The Daily Telegraph - Saturday

Ignore the NatWest chairman. It’s the toughest time to buy a home

- By Isolde Walters

Winding up his interview with the chairman of NatWest, Sir Howard Davies, on BBC Radio 4’s Today programme this morning, host Amol Rajan asked a simple question.

“When do you think it’s going to be easier for people to get on the property ladder in this country?”

Sir Howard fumbled it.

“Well, I don’t think it’s that difficult at the moment,” he said, prompting listeners under the age of 40 to wonder whether they’d heard him correctly and Amol to splutter, “To buy a house? In this country? Are we living in the same country or are you reporting from overseas?”

Or perhaps another planet, he could have added.

To which Sir Howard replied, “You have to save.”

Ah. Of course. That fundamenta­l part of the house-buying process that millennial­s and Gen Z just don’t seem to get.

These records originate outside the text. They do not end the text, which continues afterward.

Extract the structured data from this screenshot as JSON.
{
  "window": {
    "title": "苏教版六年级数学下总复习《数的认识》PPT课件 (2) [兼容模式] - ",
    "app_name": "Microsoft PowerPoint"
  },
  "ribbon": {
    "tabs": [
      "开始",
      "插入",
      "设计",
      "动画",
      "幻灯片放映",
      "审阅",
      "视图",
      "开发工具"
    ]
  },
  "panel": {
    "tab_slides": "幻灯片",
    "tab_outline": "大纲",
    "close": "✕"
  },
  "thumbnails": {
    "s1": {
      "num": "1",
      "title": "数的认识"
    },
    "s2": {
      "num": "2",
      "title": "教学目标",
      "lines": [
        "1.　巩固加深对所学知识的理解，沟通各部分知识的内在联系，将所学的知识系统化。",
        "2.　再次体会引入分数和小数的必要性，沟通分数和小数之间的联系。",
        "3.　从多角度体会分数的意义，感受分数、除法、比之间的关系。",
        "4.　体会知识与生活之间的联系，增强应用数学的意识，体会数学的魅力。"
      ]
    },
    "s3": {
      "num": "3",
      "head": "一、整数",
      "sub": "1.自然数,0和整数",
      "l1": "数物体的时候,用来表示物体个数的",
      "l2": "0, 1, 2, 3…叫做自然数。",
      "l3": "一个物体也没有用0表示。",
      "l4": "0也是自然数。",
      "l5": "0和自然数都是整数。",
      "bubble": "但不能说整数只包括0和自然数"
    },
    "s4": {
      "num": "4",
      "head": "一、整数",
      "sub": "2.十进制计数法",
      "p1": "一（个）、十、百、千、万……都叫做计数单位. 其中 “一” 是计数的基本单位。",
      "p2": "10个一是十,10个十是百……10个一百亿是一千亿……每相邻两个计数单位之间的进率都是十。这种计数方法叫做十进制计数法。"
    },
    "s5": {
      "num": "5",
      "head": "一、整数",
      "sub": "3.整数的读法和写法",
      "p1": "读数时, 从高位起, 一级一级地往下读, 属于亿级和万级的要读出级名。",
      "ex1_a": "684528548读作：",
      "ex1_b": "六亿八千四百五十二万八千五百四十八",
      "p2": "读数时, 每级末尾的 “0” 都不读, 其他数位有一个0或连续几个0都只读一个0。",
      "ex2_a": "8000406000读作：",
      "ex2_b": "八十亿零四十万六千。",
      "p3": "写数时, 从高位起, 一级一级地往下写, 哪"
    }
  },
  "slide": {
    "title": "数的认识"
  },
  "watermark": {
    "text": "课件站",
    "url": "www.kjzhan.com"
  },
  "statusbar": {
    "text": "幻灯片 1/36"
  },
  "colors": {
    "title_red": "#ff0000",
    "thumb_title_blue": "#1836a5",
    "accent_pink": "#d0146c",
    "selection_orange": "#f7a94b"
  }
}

According to this tired and inaccurate thinking, the only reason people under 40 struggle to clamber on to the first rung of the housing ladder is because of their aversion to putting cash aside and their penchant for splashing it on avocado-on-toast and Netflix subscripti­ons instead, as opposed to the fact that house prices now stand at more than nine times the average salary – in London, 12 times – and the last time would-be buyers faced such hurdles to own a home was in Victorian times. Oh, and they are paying record-high rents that deplete their saving potential.

The difficulty of amassing the vast deposit to secure a starter home is the reason it is so hard for would-be firsttime buyers. What is missing from this discourse is that renters are usually

‘The vast deposit to secure a starter home is the reason it is so hard for would-be first-time buyers’

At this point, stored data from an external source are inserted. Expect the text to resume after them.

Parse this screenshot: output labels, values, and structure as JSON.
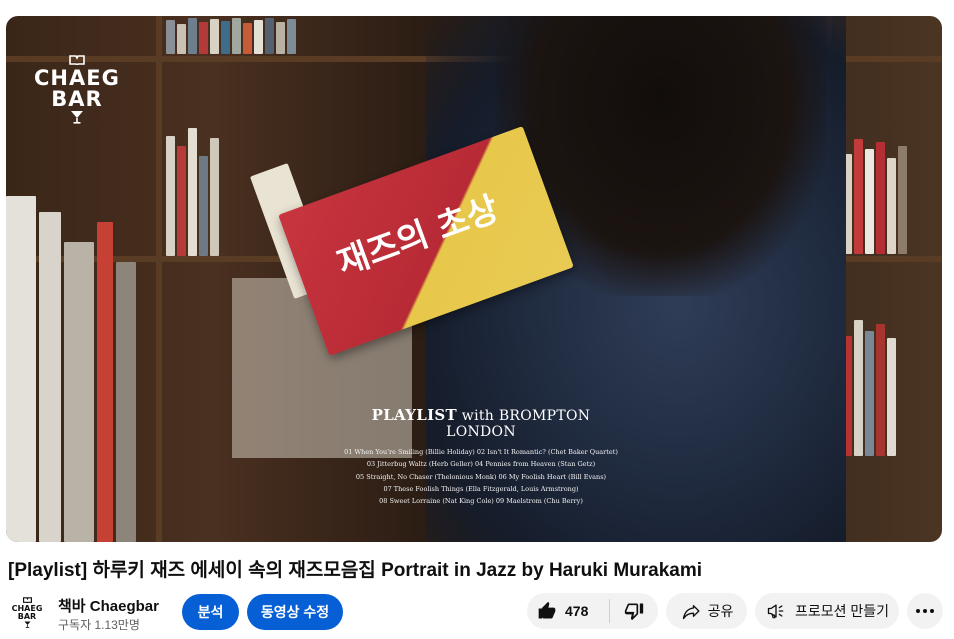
{
  "thumbnail": {
    "logo_line1": "CHAEG",
    "logo_line2": "BAR",
    "book_title": "재즈의 초상",
    "playlist_heading": "PLAYLIST",
    "playlist_with": "with BROMPTON LONDON",
    "tracks": [
      "01 When You're Smiling (Billie Holiday) 02 Isn't It Romantic? (Chet Baker Quartet)",
      "03 Jitterbug Waltz (Herb Geller) 04 Pennies from Heaven (Stan Getz)",
      "05 Straight, No Chaser (Thelonious Monk) 06 My Foolish Heart (Bill Evans)",
      "07 These Foolish Things (Ella Fitzgerald, Louis Armstrong)",
      "08 Sweet Lorraine (Nat King Cole) 09 Maelstrom (Chu Berry)"
    ]
  },
  "video": {
    "title": "[Playlist] 하루키 재즈 에세이 속의 재즈모음집 Portrait in Jazz by Haruki Murakami"
  },
  "channel": {
    "name": "책바 Chaegbar",
    "subscribers": "구독자 1.13만명",
    "avatar_line1": "CHAEG",
    "avatar_line2": "BAR"
  },
  "actions": {
    "analytics_label": "분석",
    "edit_label": "동영상 수정",
    "like_count": "478",
    "share_label": "공유",
    "promote_label": "프로모션 만들기"
  },
  "colors": {
    "primary_button": "#065fd4",
    "pill_background": "#f2f2f2"
  },
  "icons": [
    "thumb-up-icon",
    "thumb-down-icon",
    "share-icon",
    "megaphone-icon",
    "more-icon"
  ]
}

paying more each month than the equivalent mortgage payment for the property would be – yes, even now with high borrowing rates.

It is galling to realise you have more than enough income to cover a mortgage but can’t get one because you don’t have the mammoth deposit required, in part because you are spending so much on rent in the first place. It’s a vicious circle.

I know this as someone lucky enough to have bought a flat in London last summer. This was only possible thanks to money my grandfathe­r left me and a vast withdrawal from the generous Bank of Mum and Dad. I provided a paltry £7,000 for the deposit and the mortgage payments for my two-bedroom flat each month are £200 less than the rent I was paying on my studio in Zone 2.

Dismayed by just how little I was able to put towards the deposit, I asked my broker, Kat Hatton, at Kingsway Mortgages, who has helped hundreds of first-time buyers in London, how many of her clients provided the entire downpaymen­t themselves.

She could recall only one, a couple, who had saved their £45,000 deposit without the help of an inheritanc­e or their parents.

Sir Howard can bang on about savings as much as he likes – and yes, I wish I had saved more – but even if I had assiduousl­y put aside 20pc of my earnings, it wouldn’t have touched the sides of the six-figure deposit I needed to buy my flat. A flat that I discovered had more than quintupled in value since the previous owner purchased it in 1999. Someone has to pay for those kinds of returns on investment and it’s the first-time home buyers.

I’m used to hearing members of the older generation, who are sitting pretty in mortgage-free homes that have earnt them more than their careers have, opine on why silly millennial­s cannot get their act together and clamber on to the housing ladder. And I’ve learnt to zone them out. But it is worrying – and let’s face it, irritating – to realise that the head of an important financial institutio­n is clearly clueless about the real economic issues preventing young people from getting their foot on the property ladder.